At a time when higher education is in constant flux – some of it is online, some of it is in person with students at a social distance, some of it is in hybrid form – at least one part remains constant: It’s expensive. The average cost of tuition and fees at a four-year, nonprofit, private institution was $36,900 in 2019-2020 for a full-time student. For an in-state student at a public institution, it was $10,400.

Numbers like these could make any student or family inquire about free-college programs. And they sound great in politicians’ speeches, too. But upon closer examination, many of these programs exclude students who could most benefit from them, according to a new report from The Education Trust, a nonprofit organization that advocates for historically underserved students.
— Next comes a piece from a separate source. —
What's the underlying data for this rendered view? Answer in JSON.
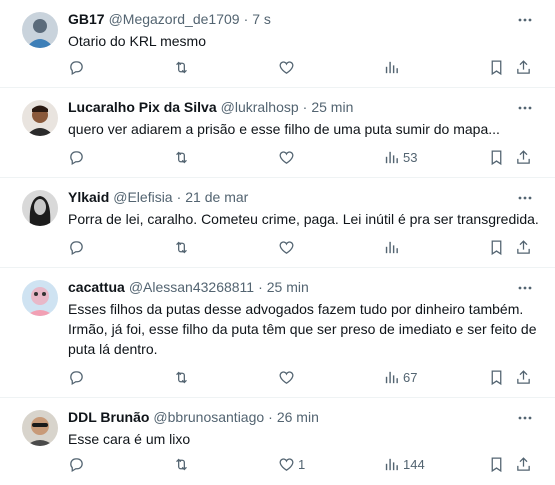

Rules about how old the student is permitted to be or how many credit hours can be taken, for example, create unforeseen challenges, said Tiffany Jones, Education Trust’s senior director of higher education policy. And few programs cover costs like books or transportation.

These programs may be popular, Jones said, “but they don’t always have the support they need politically to invest the dollars necessary to actually make college more affordable for the students who struggle the most to pay. So one of the ways they’re able to reduce the scope and the cost is by limiting who gets it.”

“The last thing you want to do is some sort of bait and switch, where students were under the impression that college was free, they did all the things, they enrolled and then they’re getting billed and they don’t understand why.”